Je dois avouer que c'est surtout sur elle que j'attendais l'auteure au tournant, n'ayant pas du tout accroché avec elle dans
Special K et regrettant la distance qu'elle renvoyait, impénétrable. Cette fois, au travers d'une intrigue secondaire, qui ne prend jamais le pas sur l'enquête principale, mais la rejoint intelligemment,
Céline de Roany nous permet de la découvrir plus intimement, au sein du couple de mamans qu'elle forme avec sa compagne Marie et dans ses tourments les plus profonds, et de mieux la cerner... même si elle reste un personnage très ambivalent et porte en elle quelque chose de très sombre qui n'est ni feint ni artificiel, loin des caricatures de flics torturés jusqu'aux tréfonds de leur âme, à tel point qu'ils ne cherchent plus à laisser rentrer la lumière. Ce qui la rend quelque part (certes un peu moins) antipathique à mes yeux fait d'elle un personnage principal intéressant car non-manichéen et qui, même si on ne l'apprécie pas, nous entraîne à sa suite. Dans
Vena Amoris, je retiendrai sa position dans une scène d'une injustice effroyable, qui me tiendrait scotchée à partir du milieu du roman et aurait pour effet de ne plus me relâcher avant la dernière ligne. Avec ce deuxième opus, une partie de moi s'est bel et bien sentie connectée et en empathie avec elle, alors que je ne l'apprécie pas particulièrement. Sacré tour de force...

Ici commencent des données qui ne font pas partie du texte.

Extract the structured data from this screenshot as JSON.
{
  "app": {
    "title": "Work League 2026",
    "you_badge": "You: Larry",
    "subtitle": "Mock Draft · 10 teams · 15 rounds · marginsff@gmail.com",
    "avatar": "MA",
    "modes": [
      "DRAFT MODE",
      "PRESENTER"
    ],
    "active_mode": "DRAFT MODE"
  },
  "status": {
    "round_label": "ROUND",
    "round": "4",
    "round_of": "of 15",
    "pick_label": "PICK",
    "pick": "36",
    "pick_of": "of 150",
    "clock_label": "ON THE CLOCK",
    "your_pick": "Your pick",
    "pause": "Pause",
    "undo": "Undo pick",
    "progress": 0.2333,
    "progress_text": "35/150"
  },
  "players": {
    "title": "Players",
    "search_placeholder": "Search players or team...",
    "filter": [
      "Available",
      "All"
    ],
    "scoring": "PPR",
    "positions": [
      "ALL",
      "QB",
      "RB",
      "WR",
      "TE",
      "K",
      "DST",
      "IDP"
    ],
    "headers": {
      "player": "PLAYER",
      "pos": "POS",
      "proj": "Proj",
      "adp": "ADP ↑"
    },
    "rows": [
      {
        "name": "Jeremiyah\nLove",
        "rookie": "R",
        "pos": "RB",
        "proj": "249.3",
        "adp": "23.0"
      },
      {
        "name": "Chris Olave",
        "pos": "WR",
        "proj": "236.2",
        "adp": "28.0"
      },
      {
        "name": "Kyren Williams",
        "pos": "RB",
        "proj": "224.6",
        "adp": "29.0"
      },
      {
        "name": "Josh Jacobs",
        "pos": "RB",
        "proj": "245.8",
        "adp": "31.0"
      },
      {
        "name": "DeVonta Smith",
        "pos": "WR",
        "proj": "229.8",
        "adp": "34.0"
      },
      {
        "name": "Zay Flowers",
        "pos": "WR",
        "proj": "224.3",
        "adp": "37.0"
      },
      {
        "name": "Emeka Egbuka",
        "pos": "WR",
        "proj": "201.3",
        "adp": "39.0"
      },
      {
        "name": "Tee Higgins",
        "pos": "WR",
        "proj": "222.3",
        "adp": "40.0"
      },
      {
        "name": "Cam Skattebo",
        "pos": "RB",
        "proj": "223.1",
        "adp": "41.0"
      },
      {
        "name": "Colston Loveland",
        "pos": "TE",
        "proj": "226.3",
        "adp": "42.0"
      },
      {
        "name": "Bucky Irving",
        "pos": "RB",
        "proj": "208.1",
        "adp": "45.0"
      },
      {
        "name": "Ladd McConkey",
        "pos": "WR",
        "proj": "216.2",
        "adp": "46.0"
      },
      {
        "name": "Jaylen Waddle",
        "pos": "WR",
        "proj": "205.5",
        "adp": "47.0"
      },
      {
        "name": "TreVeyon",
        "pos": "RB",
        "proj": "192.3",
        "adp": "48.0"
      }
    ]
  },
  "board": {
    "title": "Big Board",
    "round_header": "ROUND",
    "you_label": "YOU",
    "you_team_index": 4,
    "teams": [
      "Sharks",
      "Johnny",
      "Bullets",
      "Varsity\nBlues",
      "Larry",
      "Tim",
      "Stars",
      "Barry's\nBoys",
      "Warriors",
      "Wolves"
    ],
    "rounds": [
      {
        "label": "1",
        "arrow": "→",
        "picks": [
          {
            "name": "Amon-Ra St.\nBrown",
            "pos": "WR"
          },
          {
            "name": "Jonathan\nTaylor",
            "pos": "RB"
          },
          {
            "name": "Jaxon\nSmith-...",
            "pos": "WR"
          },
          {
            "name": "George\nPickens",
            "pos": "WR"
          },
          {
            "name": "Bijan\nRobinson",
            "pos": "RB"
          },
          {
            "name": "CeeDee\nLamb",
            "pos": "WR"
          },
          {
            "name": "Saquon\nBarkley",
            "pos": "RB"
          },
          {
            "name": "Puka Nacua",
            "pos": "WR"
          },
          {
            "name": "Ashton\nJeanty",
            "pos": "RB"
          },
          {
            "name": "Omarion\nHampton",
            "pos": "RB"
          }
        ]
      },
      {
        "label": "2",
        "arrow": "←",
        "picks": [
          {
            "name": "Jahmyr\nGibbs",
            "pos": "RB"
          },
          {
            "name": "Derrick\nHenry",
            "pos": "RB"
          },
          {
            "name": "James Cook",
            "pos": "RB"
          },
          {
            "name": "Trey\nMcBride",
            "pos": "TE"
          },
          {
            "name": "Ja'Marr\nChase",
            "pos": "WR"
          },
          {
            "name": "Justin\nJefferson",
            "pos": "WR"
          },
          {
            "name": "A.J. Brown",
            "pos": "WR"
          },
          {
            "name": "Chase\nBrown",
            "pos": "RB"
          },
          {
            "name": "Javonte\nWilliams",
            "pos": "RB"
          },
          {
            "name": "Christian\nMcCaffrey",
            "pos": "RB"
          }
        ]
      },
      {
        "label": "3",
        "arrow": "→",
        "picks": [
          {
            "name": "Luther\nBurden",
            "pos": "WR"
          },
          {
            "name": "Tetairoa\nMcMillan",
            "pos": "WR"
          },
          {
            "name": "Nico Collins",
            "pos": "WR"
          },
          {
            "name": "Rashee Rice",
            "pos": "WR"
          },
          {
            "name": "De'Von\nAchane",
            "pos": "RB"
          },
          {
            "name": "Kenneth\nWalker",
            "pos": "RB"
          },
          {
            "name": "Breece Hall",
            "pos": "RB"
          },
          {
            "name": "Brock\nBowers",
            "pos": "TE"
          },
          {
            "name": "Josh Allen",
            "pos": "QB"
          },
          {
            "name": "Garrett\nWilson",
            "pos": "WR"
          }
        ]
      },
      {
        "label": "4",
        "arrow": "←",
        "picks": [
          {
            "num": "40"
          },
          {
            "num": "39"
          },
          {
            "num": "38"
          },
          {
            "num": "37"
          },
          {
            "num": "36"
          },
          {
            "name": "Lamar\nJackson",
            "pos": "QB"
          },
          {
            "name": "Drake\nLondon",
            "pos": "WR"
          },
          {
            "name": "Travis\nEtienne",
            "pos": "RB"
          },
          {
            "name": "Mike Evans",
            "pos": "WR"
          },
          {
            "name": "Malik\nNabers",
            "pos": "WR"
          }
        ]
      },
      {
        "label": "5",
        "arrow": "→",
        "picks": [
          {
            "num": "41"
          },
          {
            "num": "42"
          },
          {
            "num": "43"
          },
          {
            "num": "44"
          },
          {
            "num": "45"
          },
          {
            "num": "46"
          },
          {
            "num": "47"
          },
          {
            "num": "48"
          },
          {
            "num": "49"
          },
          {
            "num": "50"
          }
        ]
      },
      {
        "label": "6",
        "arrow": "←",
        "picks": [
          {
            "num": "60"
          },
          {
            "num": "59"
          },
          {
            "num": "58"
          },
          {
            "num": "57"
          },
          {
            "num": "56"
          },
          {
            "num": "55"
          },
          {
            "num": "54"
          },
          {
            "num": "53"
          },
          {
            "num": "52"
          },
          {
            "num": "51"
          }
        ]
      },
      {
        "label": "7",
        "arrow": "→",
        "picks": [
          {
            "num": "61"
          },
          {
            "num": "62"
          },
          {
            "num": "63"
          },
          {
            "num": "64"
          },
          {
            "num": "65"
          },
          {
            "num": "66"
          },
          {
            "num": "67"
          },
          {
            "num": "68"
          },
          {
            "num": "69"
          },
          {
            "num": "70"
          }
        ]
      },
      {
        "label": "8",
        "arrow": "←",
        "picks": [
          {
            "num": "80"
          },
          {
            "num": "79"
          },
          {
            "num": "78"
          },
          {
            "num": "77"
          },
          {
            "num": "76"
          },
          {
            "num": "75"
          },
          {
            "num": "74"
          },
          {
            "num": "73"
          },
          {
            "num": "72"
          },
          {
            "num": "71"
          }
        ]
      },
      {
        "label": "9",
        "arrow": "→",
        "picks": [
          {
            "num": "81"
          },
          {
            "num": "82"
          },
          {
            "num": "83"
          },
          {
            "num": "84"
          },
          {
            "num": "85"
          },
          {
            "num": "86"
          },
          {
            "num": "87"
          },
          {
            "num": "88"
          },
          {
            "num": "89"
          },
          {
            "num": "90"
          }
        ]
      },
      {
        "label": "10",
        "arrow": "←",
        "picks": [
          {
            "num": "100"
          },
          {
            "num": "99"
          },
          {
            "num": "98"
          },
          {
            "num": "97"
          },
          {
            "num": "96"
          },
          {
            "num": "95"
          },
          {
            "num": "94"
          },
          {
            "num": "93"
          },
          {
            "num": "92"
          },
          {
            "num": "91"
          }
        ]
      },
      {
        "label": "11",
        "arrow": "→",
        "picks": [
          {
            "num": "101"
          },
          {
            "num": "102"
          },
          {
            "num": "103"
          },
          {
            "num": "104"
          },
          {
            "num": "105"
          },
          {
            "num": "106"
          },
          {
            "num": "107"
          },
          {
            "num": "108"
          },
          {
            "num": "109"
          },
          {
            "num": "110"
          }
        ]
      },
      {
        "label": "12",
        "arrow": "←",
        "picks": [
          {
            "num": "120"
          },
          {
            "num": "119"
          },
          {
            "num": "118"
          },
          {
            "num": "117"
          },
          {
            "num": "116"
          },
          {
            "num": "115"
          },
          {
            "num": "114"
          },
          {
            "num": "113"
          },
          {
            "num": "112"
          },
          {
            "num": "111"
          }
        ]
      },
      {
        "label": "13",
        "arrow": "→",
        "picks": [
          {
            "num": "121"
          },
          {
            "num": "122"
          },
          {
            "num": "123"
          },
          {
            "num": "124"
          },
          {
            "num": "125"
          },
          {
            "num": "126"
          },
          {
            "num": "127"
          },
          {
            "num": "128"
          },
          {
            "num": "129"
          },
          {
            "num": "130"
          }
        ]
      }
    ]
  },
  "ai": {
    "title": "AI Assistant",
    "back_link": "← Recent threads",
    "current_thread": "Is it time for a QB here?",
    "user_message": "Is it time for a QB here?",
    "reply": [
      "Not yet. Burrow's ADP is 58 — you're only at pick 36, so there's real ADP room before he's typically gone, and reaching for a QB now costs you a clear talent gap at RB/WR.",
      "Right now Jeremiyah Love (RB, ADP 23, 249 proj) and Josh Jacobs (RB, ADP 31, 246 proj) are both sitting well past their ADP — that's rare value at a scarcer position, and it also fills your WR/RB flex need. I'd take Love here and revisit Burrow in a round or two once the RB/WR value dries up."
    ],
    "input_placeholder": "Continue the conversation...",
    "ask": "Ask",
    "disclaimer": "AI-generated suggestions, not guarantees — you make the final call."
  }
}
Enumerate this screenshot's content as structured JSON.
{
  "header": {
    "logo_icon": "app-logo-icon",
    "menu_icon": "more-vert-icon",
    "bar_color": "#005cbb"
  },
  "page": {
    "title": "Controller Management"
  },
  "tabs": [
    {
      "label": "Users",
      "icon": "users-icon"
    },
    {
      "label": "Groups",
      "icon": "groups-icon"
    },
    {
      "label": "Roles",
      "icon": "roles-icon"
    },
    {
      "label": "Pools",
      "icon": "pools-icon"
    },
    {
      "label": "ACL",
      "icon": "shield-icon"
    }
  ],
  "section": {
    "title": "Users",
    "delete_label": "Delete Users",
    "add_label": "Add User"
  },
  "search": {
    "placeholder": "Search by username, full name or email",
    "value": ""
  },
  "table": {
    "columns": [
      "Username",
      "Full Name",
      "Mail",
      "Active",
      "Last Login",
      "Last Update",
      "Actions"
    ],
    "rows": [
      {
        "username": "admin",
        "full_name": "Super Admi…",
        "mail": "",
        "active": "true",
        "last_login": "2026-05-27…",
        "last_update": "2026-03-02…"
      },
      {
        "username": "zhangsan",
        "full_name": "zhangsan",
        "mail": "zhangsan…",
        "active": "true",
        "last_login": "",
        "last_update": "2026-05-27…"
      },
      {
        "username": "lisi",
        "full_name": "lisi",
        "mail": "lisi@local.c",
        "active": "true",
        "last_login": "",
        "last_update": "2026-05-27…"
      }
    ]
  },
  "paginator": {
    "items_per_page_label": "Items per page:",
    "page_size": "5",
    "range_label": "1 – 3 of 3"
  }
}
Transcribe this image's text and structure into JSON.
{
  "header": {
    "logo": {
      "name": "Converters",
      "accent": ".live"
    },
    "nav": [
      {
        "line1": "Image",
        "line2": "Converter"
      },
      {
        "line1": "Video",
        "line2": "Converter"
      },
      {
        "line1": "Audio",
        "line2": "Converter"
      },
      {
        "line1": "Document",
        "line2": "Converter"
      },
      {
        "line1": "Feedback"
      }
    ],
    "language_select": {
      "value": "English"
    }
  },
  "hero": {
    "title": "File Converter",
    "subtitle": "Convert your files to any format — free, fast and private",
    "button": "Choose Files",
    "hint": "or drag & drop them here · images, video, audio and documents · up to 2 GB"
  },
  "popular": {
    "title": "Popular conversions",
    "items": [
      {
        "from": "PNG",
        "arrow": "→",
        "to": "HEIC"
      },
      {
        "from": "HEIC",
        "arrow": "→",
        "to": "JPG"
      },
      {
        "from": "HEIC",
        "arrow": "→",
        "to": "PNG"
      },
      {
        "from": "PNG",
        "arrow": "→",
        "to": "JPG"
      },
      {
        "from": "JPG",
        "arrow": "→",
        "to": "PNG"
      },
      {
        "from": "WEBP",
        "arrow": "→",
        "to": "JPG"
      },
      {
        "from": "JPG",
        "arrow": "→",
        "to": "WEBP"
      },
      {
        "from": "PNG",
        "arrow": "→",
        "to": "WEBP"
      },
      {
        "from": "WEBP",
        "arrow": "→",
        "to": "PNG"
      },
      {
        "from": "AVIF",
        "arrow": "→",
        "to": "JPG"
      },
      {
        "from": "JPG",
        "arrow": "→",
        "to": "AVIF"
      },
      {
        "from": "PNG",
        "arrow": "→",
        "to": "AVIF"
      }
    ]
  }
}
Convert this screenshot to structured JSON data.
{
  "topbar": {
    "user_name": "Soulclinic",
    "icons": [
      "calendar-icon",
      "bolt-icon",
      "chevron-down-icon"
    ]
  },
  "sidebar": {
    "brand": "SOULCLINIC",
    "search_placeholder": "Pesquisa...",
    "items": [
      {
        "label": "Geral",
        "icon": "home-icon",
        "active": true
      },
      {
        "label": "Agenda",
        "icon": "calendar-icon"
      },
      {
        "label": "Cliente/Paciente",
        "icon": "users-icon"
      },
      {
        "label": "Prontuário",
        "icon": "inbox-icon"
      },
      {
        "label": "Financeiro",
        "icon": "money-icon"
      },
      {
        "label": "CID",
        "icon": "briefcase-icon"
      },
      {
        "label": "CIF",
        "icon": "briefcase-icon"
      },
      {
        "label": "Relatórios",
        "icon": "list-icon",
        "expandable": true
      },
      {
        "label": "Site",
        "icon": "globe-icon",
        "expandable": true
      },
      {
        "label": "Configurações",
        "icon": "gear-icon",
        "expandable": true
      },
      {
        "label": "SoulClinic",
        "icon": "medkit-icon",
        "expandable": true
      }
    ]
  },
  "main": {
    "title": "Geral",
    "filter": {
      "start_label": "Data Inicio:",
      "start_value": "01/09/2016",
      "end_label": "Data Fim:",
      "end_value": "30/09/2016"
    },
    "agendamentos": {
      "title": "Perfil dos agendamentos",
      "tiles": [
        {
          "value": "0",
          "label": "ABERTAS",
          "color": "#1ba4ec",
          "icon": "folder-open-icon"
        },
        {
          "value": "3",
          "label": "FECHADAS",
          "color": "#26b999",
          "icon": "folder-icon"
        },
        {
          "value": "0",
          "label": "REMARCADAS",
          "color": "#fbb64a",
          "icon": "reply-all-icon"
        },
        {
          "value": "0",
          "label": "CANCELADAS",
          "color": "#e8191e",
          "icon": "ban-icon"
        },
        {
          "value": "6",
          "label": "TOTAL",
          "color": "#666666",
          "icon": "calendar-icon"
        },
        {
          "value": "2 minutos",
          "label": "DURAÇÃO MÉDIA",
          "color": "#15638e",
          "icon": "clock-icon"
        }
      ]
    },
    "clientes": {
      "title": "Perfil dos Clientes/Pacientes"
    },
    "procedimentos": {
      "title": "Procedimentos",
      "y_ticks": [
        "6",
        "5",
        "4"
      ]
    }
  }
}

Tout est quoi qu'il en soit cohérent. La psychologie de Céleste et ce qu'elle reflète rejoignent finalement le style de son auteure qui, il est vrai, privilégie toujours la technicité à l'émotion, parti pris utilisé à bon escient. L'écriture de Céline de Roany, toujours aussi chiadée, a aussi basculé sur un mode plus "binaire" : douce et prolixe de bout en bout auparavant, elle alterne désormais avec plus de brutalité, gagnant en puissance sur la longueur.
En bref, j'ai passé un très bon moment de lecture et ne doute pas que ce sera également le cas si suite il y a... mais suite il y aura, n'est-ce pas ? ;)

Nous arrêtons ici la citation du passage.